Oui, on doit tout faire pour l’éviter. Pour des raisons de bien-être animal et de qualité de la viande. Il suffit de regarder comment on travaille pour comprendre. Deux fois par jour, mes vaches, on les appelle, elles reviennent des prés et elles vont directement dans leur box manger leurs céréales. Pendant ce temps-là, leurs veaux tètent tranquillement. Le besoin maternel, l’affection passent à ce moment-là. On les laisse le temps qu’il faut, on ne les en prive pas. Et nous, on est là tout le temps, les animaux sont habitués à notre présence. D’ailleurs, même notre vétérinaire me dit qu’il n’a jamais vu d’animaux aussi calmes. Et quand vous avez des animaux paisibles, je pense que la destination finale sera plus agréable pour eux.
Ce n’est pas le cas dans toutes les exploitations ?
Quand vous avez de grosses fermes où le seul contact avec l’animal, c’est quand il faut leur mettre un médicament ou lors d’une intervention vétérinaire, quand cela se résume à ça, les animaux sont nerveux. Et même chez moi, malgré tout ce que je raconte, ils le sont quand même encore dès qu’ils doivent quitter leur milieu de vie. C’est pour ça que l’abattage à la ferme nous permettrait d’optimiser leur bien-être. Ça se fait notamment en France.
Il y a aussi une question d’image, non ? Pas mal de gens renoncent à la viande à cause de la maltraitance…
Oui. Aujourd’hui, le bien-être animal, c’est une donnée à laquelle les gens font attention. Et que voit-on sur les réseaux sociaux ? Des vidéos de détresse animalière. Cela a un impact terrible sur le public, alors qu’il y aurait moyen de faire autrement. Vous savez, quand vous êtes éleveur, tout ce contexte finit par vous taper sur le système. Pour nous aussi, c’est dur de voir ça car on aime énormément nos animaux. Donc l’optimal, pour moi, serait d’avoir une zone d’abattage au sein de l’exploitation.
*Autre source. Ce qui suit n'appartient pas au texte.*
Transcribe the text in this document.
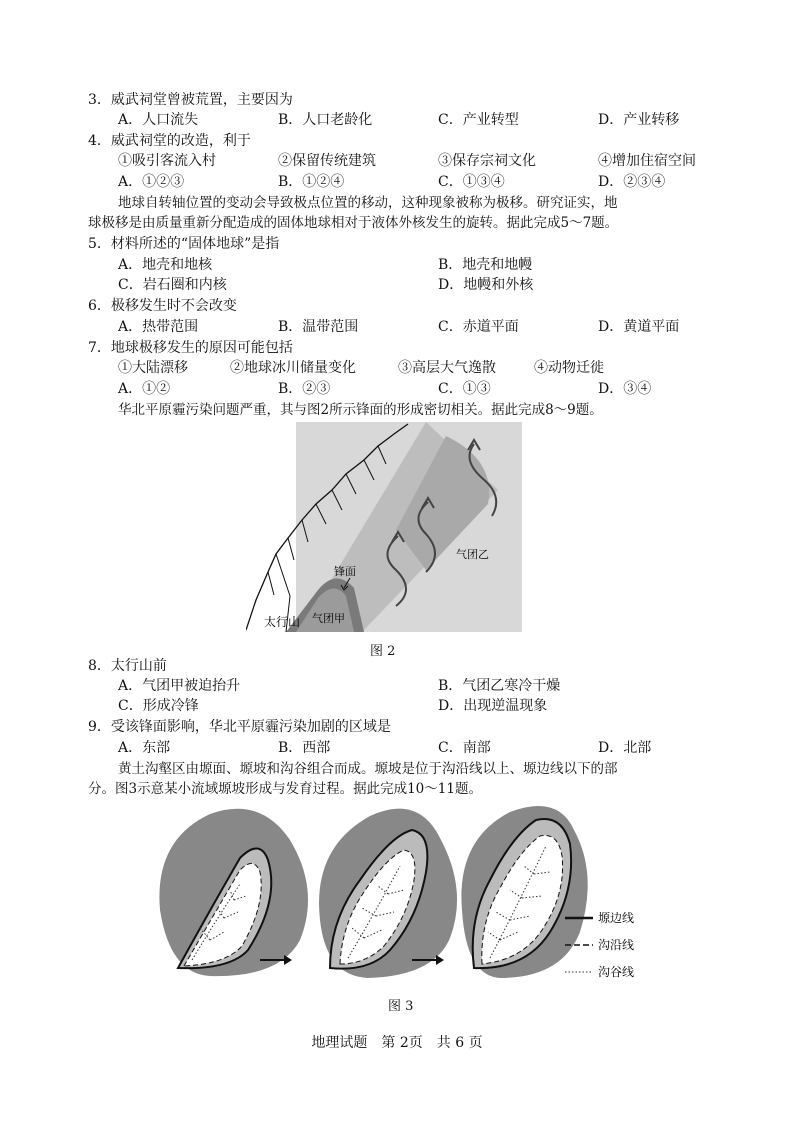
3．威武祠堂曾被荒置，主要因为
A．人口流失	B．人口老龄化	C．产业转型	D．产业转移
4．威武祠堂的改造，利于
①吸引客流入村	②保留传统建筑	③保存宗祠文化	④增加住宿空间
A．①②③	B．①②④	C．①③④	D．②③④
地球自转轴位置的变动会导致极点位置的移动，这种现象被称为极移。研究证实，地
球极移是由质量重新分配造成的固体地球相对于液体外核发生的旋转。据此完成5～7题。
5．材料所述的“固体地球”是指
A．地壳和地核	B．地壳和地幔
C．岩石圈和内核	D．地幔和外核
6．极移发生时不会改变
A．热带范围	B．温带范围	C．赤道平面	D．黄道平面
7．地球极移发生的原因可能包括
①大陆漂移	②地球冰川储量变化	③高层大气逸散	④动物迁徙
A．①②	B．②③	C．①③	D．③④
华北平原霾污染问题严重，其与图2所示锋面的形成密切相关。据此完成8～9题。
锋面
气团乙
气团甲
太行山
图 2
8．太行山前
A．气团甲被迫抬升	B．气团乙寒冷干燥
C．形成冷锋	D．出现逆温现象
9．受该锋面影响，华北平原霾污染加剧的区域是
A．东部	B．西部	C．南部	D．北部
黄土沟壑区由塬面、塬坡和沟谷组合而成。塬坡是位于沟沿线以上、塬边线以下的部
分。图3示意某小流域塬坡形成与发育过程。据此完成10～11题。
塬边线
沟沿线
沟谷线
图 3
地理试题　第 2页　共 6 页
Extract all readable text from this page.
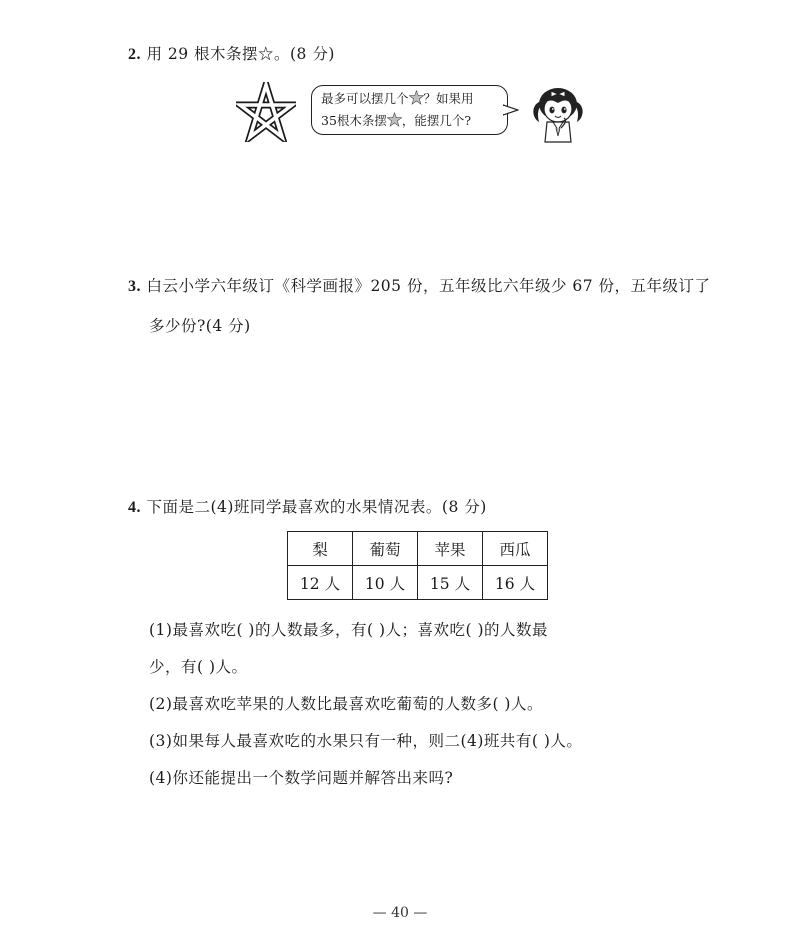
2. 用 29 根木条摆☆。(8 分)
最多可以摆几个 ？如果用
35根木条摆 ，能摆几个?
3. 白云小学六年级订《科学画报》205 份，五年级比六年级少 67 份，五年级订了
多少份?(4 分)
4. 下面是二(4)班同学最喜欢的水果情况表。(8 分)
梨	葡萄	苹果	西瓜
12 人	10 人	15 人	16 人
(1)最喜欢吃( )的人数最多，有( )人；喜欢吃( )的人数最
少，有( )人。
(2)最喜欢吃苹果的人数比最喜欢吃葡萄的人数多( )人。
(3)如果每人最喜欢吃的水果只有一种，则二(4)班共有( )人。
(4)你还能提出一个数学问题并解答出来吗?
— 40 —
Vous arriveriez à abattre vos bêtes ?
Abattre un animal, ce n’est jamais amusant. Ils ont tous une personnalité. C’est comme avec les personnes : y en a certaines avec qui on s’attache, avec qui on a plus d’affinités. Des vaches avec qui j’ai travaillé pendant douze ans, il y a un lien. Donc abattre soi-même me donnerait sans doute la boule au ventre. Même des veaux. Mais savoir qu’ils ont vécu sans stress du début à la fin me donnerait bonne conscience.
Qu’est-ce qui a coincé dans votre projet ?
On a fait une réunion avec l’AFSCA (*), dans mon exploitation. Dès qu’ils ont su que l’abattoir serait attenant à l’étable, ils m’ont dit que la législation ne le permettrait pas. En fait, la règlementation définit l’abattoir comme un lieu où peuvent être abattus des animaux de toutes régions, dans différents états de santé, avec des infrastructures permettant de séparer différents troupeaux. Mais nous, on n’était pas du tout dans cette logique-là. On n’allait pas abattre des animaux étrangers à notre exploitation pour amortir notre investissement. On voulait juste abattre nos propres bêtes.
Comment a réagi l’AFSCA devant votre argumentation ?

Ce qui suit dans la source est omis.